+1 on Roger's cautionary advice. Leave the metallurgy (heating etc.) to the pros.
Fabricating with metals is another matter. 6061-T6 is a good metal for bending if the walls are thick enough for the strength you want. The stock is sold in metal displays in many good hardware stores.
Not clear from your statement of the dimensions what they are. Tube dimensions are not like lumber where the description is standard and just numbers can be provided. It is helpful to use "D" for diameter, OD for outside diameter, and if the number is for wall thickness, so state. From your OP, I'm guessing this was 1/2" OD, but just guessing.
Before getting too deeply into the bending process, you might want to consider just buying the U-shaped frame sold by GG at: http://gossamergear.com/packs/aluminum-curved-stay.html
It is $25 US, but might end up being cheaper than buying a DIY setup, not to mention the time saved.
If you decide to go ahead, a tube bender is critical, because it holds the walls of the tube in their circular shape during bending, so the tube does not flatten or break. The best ones I've found for home use are the Ridgid brand. But much cheaper ones are available from the online hardware companies, and so long as they are tube, and not rod benders, they should be good for a small job or two.
It is also helpful to pack the tube with fine sand before bending. Hardware stores have flexible plastic tube caps for furniture and other apps that will hold the sand in place. Be sure to tamp it down well in the tube so it is packed tight before capping and bending.
Using the above, I've bent ALU ski poles more tempered than T6, and thinner than the hardware store stock, to a radius about the same shown in your photos. Most recently, for a lightweight camp chair - thread posted this September on this site.
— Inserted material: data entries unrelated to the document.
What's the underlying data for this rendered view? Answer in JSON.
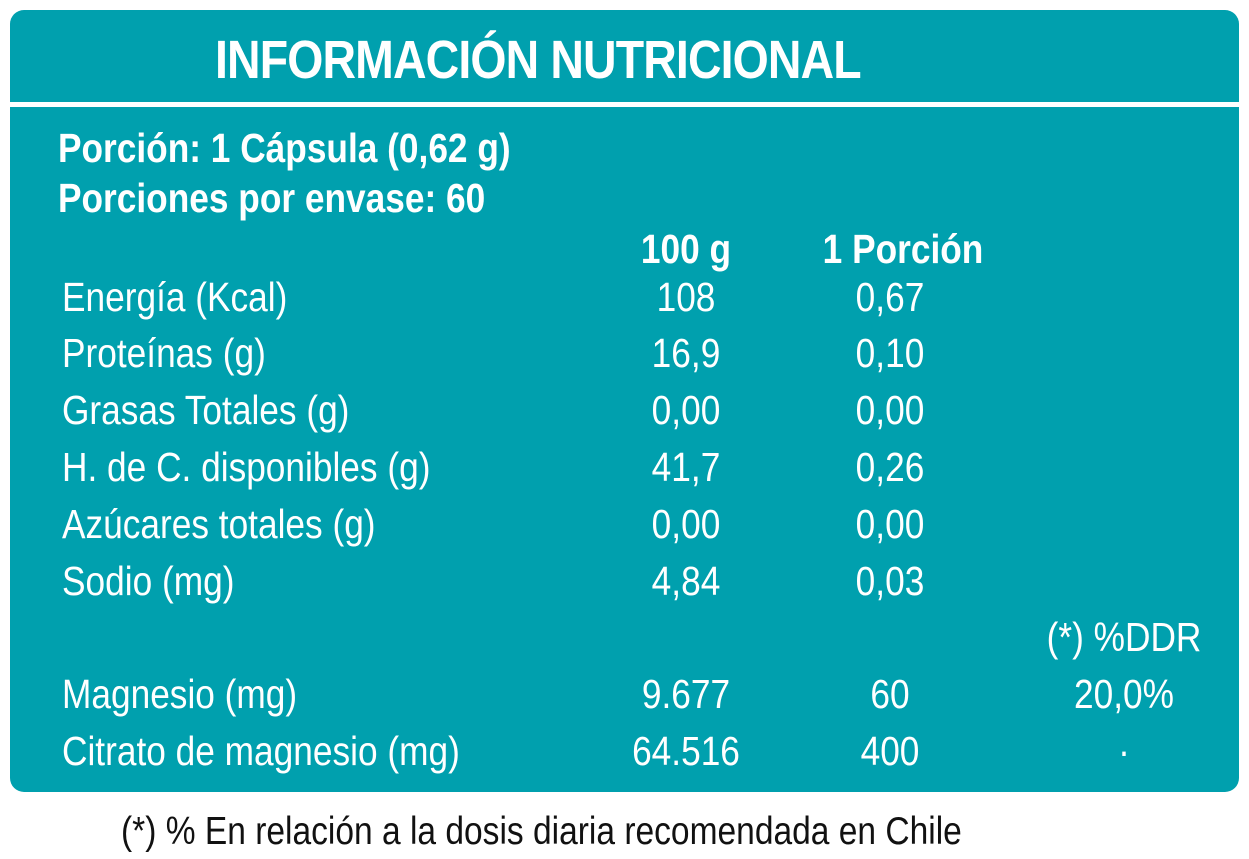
{
  "title": "INFORMACIÓN NUTRICIONAL",
  "portion": "Porción: 1 Cápsula (0,62 g)",
  "servings": "Porciones por envase: 60",
  "columns": {
    "per100": "100 g",
    "perPortion": "1 Porción",
    "ddr": "(*) %DDR"
  },
  "rows": [
    {
      "label": "Energía (Kcal)",
      "per100": "108",
      "perPortion": "0,67",
      "ddr": ""
    },
    {
      "label": "Proteínas (g)",
      "per100": "16,9",
      "perPortion": "0,10",
      "ddr": ""
    },
    {
      "label": "Grasas Totales (g)",
      "per100": "0,00",
      "perPortion": "0,00",
      "ddr": ""
    },
    {
      "label": "H. de C. disponibles (g)",
      "per100": "41,7",
      "perPortion": "0,26",
      "ddr": ""
    },
    {
      "label": "Azúcares totales (g)",
      "per100": "0,00",
      "perPortion": "0,00",
      "ddr": ""
    },
    {
      "label": "Sodio (mg)",
      "per100": "4,84",
      "perPortion": "0,03",
      "ddr": ""
    },
    {
      "label": "Magnesio (mg)",
      "per100": "9.677",
      "perPortion": "60",
      "ddr": "20,0%"
    },
    {
      "label": "Citrato de magnesio (mg)",
      "per100": "64.516",
      "perPortion": "400",
      "ddr": "·"
    }
  ],
  "footnote": "(*) % En relación a la dosis diaria recomendada en Chile",
  "colors": {
    "panel": "#00a0ae",
    "text": "#ffffff",
    "footnote": "#111111"
  }
}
I'm working on a frame now made of ~3/8" OD T9 tubing that will not bend to a 2.5-3" radius, so obtained ferruled prebent elbows from Quest Outfitters, and bonded with JB Weld suggested by Dale W on this site, which is sold in Walmart and proved a terrific adhesive for ALU tubing. The T9 can be bent to a larger radius, but won't go there as it is not your issue.
Bending or elbowing the tubing has a much cleaner appearance than using Tee or L fittings, but if you want to go there, you can spend a lot of time at plumbing supply departments and stores looking for what will fit the tubing sizes you have available. There are also kite fittings, but most are made from a rubbery material that does not handle stress well, and almost never fails to disappoint. Been there. Drilling holes in the smaller diameter tubing to hold the fittings in place is not recommended for reasons you don't need to be a metallurgist to grasp. So then you have an issue of finding an adhesive that will bond the ALU and whatever type of plastic the fitting is made of - not so easy to find, given the different materials. You might have to settle for a very tight press fit.
So there are some approaches that I hope will be helpful.